Le chef de l’Etat peut-il bloquer la formation du gouvernement ?
La rencontre, hier, entre le président de la République Kais Saied et le chef du gouvernement désigné Habib Jemli sur l’évolution de ses concertations à propos de la formation du gouvernement, n’a pas abouti à un accord. Le chef de l’Etat a émis des réserves concernant certaines personnalités et a prôné pour le rattachement de la coopération internationale au ministère des affaires étrangères. D’où le report sine die de l’annonce du gouvernement qui devait intervenir hier.
On le sait déjà et ce n’est qu’un secret de Polichinelle : Kais Saied ne voit pas d’un bon œil la participation de Nabil Karoui et de son parti au gouvernement. D’ailleurs il a tenté au cours de la réunion de lundi dernier en présence des chefs des quatre partis( Ennahdha, Tahya Tounes, le Courant démocrate et le mouvement Achaab) de rapprocher les vues. Mais Ghannouchi avait fait avorter son initiative. Il aurait demandé à Jemli de reprendre langue avec le Courant démocrate et le mouvement Achaab.
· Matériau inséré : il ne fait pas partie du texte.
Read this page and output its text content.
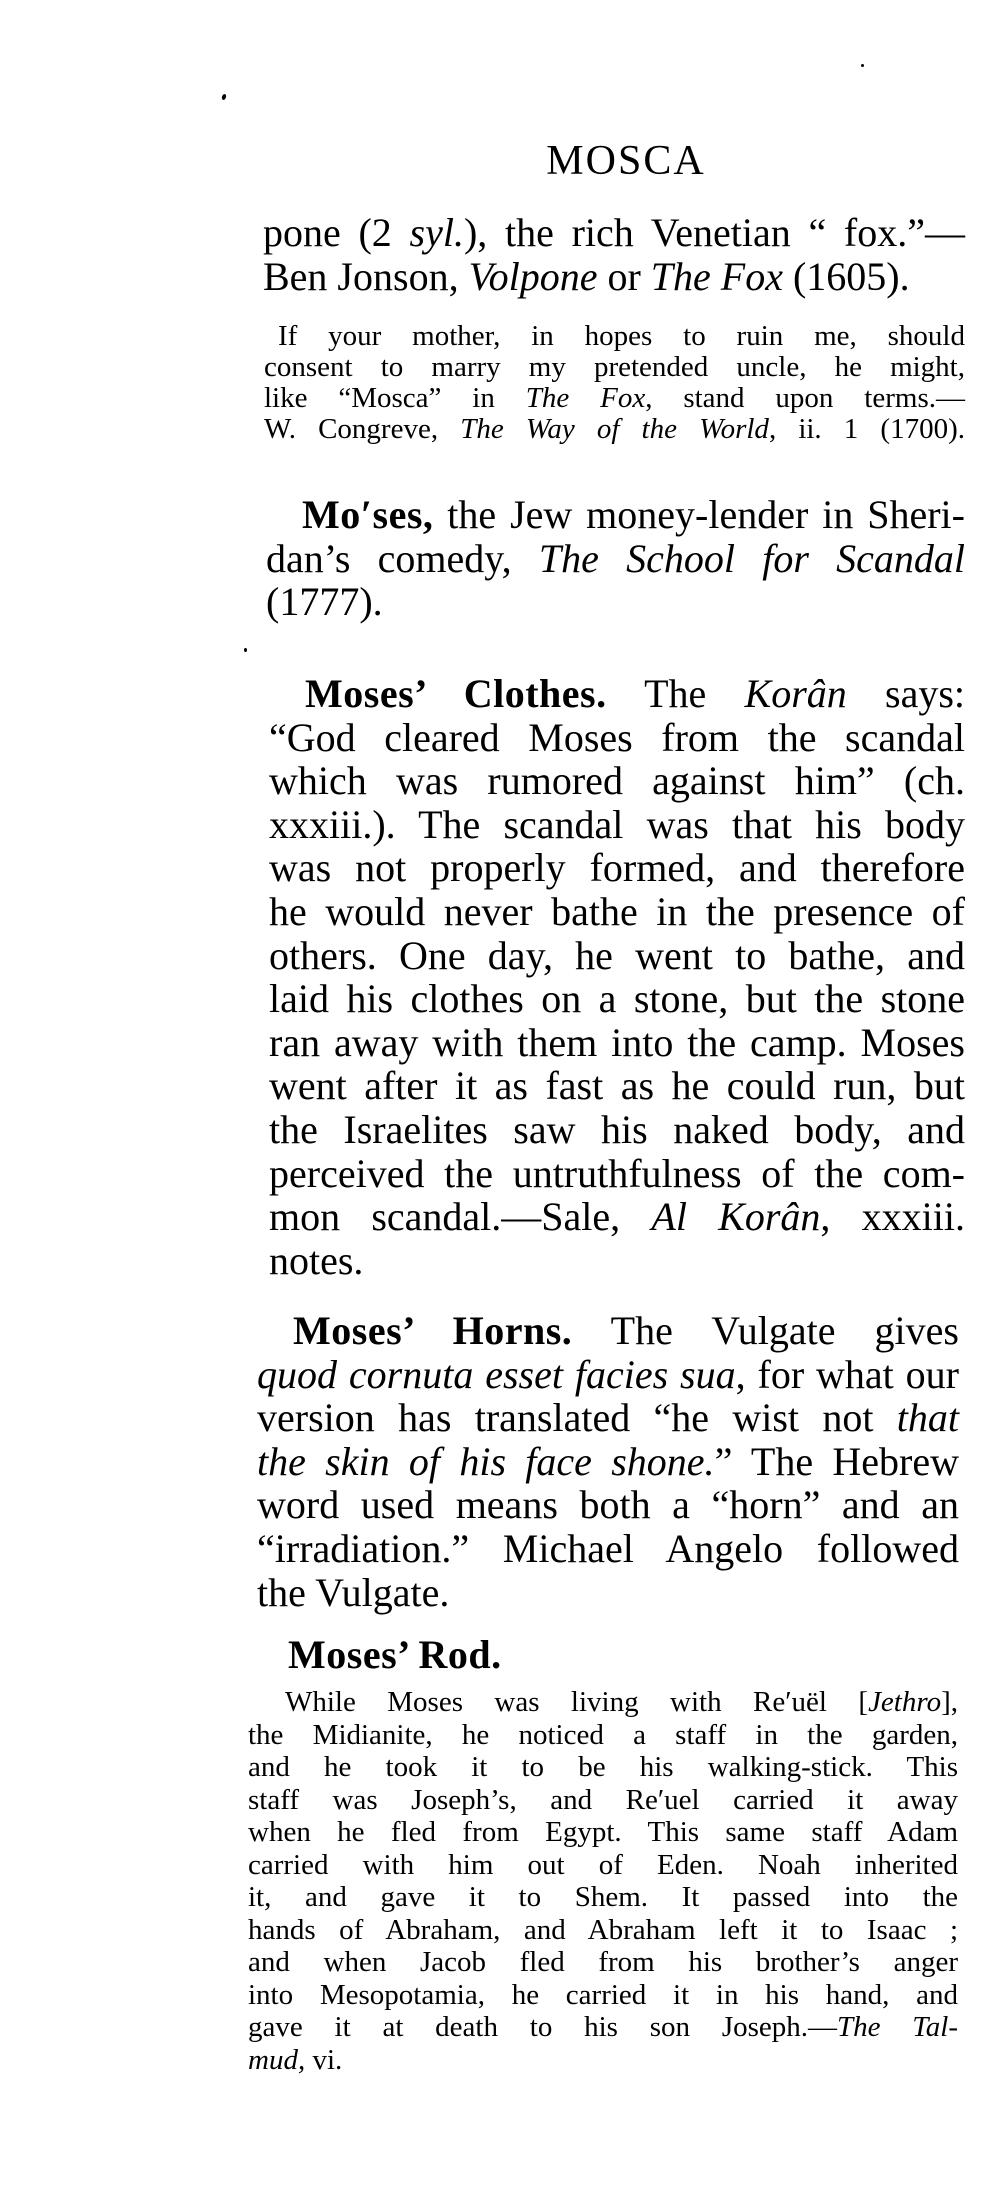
MOSCA
pone (2 syl.), the rich Venetian “ fox.”—
Ben Jonson, Volpone or The Fox (1605).
If your mother, in hopes to ruin me, should
consent to marry my pretended uncle, he might,
like “Mosca” in The Fox, stand upon terms.—
W. Congreve, The Way of the World, ii. 1 (1700).
Mo′ses, the Jew money-lender in Sheri-
dan’s comedy, The School for Scandal
(1777).
Moses’ Clothes. The Korân says:
“God cleared Moses from the scandal
which was rumored against him” (ch.
xxxiii.). The scandal was that his body
was not properly formed, and therefore
he would never bathe in the presence of
others. One day, he went to bathe, and
laid his clothes on a stone, but the stone
ran away with them into the camp. Moses
went after it as fast as he could run, but
the Israelites saw his naked body, and
perceived the untruthfulness of the com-
mon scandal.—Sale, Al Korân, xxxiii.
notes.
Moses’ Horns. The Vulgate gives
quod cornuta esset facies sua, for what our
version has translated “he wist not that
the skin of his face shone.” The Hebrew
word used means both a “horn” and an
“irradiation.” Michael Angelo followed
the Vulgate.
Moses’ Rod.
While Moses was living with Re′uël [Jethro],
the Midianite, he noticed a staff in the garden,
and he took it to be his walking-stick. This
staff was Joseph’s, and Re′uel carried it away
when he fled from Egypt. This same staff Adam
carried with him out of Eden. Noah inherited
it, and gave it to Shem. It passed into the
hands of Abraham, and Abraham left it to Isaac ;
and when Jacob fled from his brother’s anger
into Mesopotamia, he carried it in his hand, and
gave it at death to his son Joseph.—The Tal-
mud, vi.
Ce blocage pourrait retarder l’échéance qui viendra à terme le 14 janvier prochain.
A la question le président de la République peut-il bloquer l’annonce de la formation du gouvernement ? Les réponses divergent, selon la lecture qu’on fait de la Constitution. L’article 89 accorde le droit au Chef du Gouvernement de choisir les ministres et les secrétaires d’État et en concertation avec le Président de la République en ce qui concerne les ministères des Affaires étrangères et de la Défense.
Or concertation ne signifie pas, selon Salsabil Klibi, professeur de droit constitutionnel, « avis » ou « avis conforme » qui sont contraignants. Elle pense même que le terme concertation n’a aucune valeur juridique. De ce fait, le chef du gouvernement désigné peut passer outre l’accord du président de la République et solliciter la confiance du parlement.
Mais, une fois la confiance obtenue, le chef du gouvernement doit prêter serment avec les membres de son équipe devant le chef de l’Etat qui « procède sans délai à la nomination du Chef du Gouvernement et de ses membres » par décret présidentiel. Et là, il pourrait s’abstenir.
Nous avons déjà un précédent dans ce sens quand le chef du gouvernement Youssef Chahed avait opéré un remaniement ministériel sans se référer au président Béji Caid Essebsi. Ce dernier avait alors déclaré qu’il pouvait ne pas présider la cérémonie prestation de serment et ne pas promulguer le décret. Mais, avait-il ajouté « étant un Homme responsable, je ne le ferais pas ». Et la cérémonie a eu lieu. Mais feu BCE n’avait-il pas bloqué la publication des amendements de la loi électorale, quelques jours avant son décès ?
Rien donc n’est exclu et tout dépendra de rapports de force entre Kais Saied et Rached Ghannouchi.